I’m not a TAPR member (yet; I will quite likely talk myself into this) and don’t really have a dog in this fight. Regardless, this is the Internet and unqualified opinions about other people’s business are a staple of the medium, so here are some outside observations, freely given and worth every cent you pay for them:
1. Communication has to be a bigger priority. With a modern content management system and some people willing to put in some time, TAPR’s site could be a real information clearinghouse for the latest and greatest things happening in digital. Time for a site update and scrub. Half of the purpose of the conference is to put people in touch with the other clever folks who can help them solve problems; you don’t necessarily need to wait for a conference to do that if there’s a place everyone can go to read about what is going on.

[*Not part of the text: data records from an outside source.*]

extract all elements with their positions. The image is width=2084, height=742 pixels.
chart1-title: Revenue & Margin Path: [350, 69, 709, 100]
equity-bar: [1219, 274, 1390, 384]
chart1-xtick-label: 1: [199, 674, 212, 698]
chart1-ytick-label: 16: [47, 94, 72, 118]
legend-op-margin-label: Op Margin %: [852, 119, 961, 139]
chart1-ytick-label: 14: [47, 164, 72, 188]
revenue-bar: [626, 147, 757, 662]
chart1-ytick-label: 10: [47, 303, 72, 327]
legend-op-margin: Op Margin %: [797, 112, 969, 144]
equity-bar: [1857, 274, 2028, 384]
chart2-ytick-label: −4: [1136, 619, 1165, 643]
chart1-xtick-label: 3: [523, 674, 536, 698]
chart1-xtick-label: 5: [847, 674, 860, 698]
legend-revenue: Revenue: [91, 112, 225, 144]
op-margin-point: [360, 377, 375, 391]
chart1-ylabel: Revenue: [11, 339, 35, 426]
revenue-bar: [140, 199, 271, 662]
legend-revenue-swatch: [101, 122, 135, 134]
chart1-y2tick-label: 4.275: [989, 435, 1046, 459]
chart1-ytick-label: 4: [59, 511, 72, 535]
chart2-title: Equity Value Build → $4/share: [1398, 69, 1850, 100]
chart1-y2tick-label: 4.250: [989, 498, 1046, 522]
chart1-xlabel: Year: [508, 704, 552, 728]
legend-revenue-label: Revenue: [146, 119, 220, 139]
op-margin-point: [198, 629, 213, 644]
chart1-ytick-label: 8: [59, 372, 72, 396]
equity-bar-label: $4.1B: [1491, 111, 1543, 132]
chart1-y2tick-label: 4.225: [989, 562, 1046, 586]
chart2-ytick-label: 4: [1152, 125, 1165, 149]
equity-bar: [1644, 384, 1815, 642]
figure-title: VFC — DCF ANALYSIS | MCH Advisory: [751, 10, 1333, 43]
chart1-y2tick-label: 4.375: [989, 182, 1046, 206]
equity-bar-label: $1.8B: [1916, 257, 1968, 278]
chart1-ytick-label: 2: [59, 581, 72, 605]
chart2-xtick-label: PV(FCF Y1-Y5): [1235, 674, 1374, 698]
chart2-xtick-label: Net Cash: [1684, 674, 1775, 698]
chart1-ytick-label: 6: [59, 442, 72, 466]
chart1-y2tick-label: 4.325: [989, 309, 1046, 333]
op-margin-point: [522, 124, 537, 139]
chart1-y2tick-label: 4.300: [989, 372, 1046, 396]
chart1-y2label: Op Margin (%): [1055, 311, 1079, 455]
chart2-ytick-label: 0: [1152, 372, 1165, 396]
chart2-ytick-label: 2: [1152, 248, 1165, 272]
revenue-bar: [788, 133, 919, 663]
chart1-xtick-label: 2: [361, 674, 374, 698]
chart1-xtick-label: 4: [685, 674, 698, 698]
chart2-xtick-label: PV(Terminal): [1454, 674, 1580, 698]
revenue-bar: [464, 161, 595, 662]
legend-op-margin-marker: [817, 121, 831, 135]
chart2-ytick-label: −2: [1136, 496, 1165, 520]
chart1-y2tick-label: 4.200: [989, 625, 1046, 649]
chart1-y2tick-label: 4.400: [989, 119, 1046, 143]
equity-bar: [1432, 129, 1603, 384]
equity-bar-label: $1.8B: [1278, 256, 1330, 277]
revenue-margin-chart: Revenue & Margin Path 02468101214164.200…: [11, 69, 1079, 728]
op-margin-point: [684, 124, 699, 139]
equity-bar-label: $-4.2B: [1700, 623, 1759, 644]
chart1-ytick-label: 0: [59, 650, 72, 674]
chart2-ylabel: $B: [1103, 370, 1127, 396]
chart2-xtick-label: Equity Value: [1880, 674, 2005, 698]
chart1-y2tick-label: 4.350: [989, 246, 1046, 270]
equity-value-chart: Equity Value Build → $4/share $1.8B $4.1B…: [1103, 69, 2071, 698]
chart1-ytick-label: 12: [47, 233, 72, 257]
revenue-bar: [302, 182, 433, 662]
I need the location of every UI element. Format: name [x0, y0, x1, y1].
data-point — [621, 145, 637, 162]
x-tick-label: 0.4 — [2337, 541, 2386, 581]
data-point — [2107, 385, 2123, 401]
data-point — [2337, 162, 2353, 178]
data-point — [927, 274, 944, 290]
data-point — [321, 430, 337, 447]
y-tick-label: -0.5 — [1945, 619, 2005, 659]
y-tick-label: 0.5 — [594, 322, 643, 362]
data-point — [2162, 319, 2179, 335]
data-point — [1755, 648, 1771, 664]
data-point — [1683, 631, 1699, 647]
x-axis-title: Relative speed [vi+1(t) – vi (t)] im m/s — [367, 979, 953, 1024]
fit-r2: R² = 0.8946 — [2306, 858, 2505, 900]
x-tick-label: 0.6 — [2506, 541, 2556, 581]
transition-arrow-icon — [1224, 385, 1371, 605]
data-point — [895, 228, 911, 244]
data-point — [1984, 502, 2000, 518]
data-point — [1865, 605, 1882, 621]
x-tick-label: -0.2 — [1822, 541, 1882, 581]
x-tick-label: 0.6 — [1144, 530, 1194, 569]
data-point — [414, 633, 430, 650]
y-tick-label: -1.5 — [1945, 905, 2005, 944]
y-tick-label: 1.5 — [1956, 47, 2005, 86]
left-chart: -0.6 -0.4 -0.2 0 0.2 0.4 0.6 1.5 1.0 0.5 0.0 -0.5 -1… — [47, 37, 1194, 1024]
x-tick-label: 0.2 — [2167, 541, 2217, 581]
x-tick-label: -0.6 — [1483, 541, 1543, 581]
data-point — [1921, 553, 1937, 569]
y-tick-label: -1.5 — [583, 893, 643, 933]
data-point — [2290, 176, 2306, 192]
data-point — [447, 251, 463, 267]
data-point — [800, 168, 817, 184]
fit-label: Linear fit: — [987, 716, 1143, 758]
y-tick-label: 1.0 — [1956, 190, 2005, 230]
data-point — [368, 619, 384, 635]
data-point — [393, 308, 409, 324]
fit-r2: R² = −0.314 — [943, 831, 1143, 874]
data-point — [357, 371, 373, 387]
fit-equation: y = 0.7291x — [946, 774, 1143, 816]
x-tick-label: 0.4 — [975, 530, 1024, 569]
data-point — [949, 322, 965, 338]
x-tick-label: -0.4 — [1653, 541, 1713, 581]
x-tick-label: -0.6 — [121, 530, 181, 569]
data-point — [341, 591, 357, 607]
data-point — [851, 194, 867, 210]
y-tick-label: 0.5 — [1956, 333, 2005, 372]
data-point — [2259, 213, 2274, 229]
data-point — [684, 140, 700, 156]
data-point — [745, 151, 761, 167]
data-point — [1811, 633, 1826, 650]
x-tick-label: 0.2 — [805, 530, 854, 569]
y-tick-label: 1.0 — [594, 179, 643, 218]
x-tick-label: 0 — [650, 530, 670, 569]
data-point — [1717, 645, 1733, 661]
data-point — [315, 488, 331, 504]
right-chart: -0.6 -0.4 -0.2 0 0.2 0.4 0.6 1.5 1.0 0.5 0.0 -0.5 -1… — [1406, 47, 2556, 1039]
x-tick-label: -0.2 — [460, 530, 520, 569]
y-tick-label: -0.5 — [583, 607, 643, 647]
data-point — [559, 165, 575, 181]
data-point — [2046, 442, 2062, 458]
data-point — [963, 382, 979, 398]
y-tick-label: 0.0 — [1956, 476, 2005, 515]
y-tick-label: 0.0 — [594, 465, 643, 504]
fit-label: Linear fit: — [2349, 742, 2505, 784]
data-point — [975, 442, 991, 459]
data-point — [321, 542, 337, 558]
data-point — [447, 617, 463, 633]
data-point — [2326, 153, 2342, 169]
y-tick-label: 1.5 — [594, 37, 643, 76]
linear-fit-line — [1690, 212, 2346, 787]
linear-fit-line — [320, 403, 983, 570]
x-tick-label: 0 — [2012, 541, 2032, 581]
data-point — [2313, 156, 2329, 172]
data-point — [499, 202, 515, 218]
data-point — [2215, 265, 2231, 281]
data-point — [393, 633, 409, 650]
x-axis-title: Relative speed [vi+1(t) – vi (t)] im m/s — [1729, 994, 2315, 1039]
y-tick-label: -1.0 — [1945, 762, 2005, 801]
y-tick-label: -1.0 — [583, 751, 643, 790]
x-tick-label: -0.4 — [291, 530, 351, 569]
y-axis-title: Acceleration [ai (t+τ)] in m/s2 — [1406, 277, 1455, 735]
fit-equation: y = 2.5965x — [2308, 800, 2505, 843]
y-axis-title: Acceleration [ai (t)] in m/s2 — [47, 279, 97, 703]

2. Seriously re-examine the relationship with ARRL in doing the DCC. I did join the ARRL when I licensed and I am on a bunch of e-mail lists and I check out the site fairly frequently, but I had no notice about DCC through any of these venues until way late in the game. ARRL is not promoting this nearly as hard as they ought to be, and I kind of question what TAPR is getting from the association.
3. Publications. More. The technology is out there, but holy crap the documentation sucks. Not always, but often. Separating the wheat from the chaff is a full-time job if you are getting started. They don’t have to be huge, weighty tomes–hell, they don’t even have to be paper–but good clear introductions to concepts and instructions on how to get rolling would be a real value-added benefit. If you can push these things out through a digital publisher, there’s no awkward inventory hanging around five years later when they’re out of date.
I don’t see TAPR’s best bet going forward so much pushing the technological boundaries as enabling other people to do so, and enabling still other people to hear about it. There has to be an active presence pushing these things. (If there were an adequate number of people writing about DCC, Bruce Perens wouldn’t have ever noticed my little blog post about it.) I refuse to believe the potential audience for the field is this small, or that no one is capable and willing to write about it.
More thoughts to come, especially on HamWAN, but I’ve got to actually get up when my alarm goes off tomorrow, and that will happen at 0445, which is not nearly far enough away for my taste.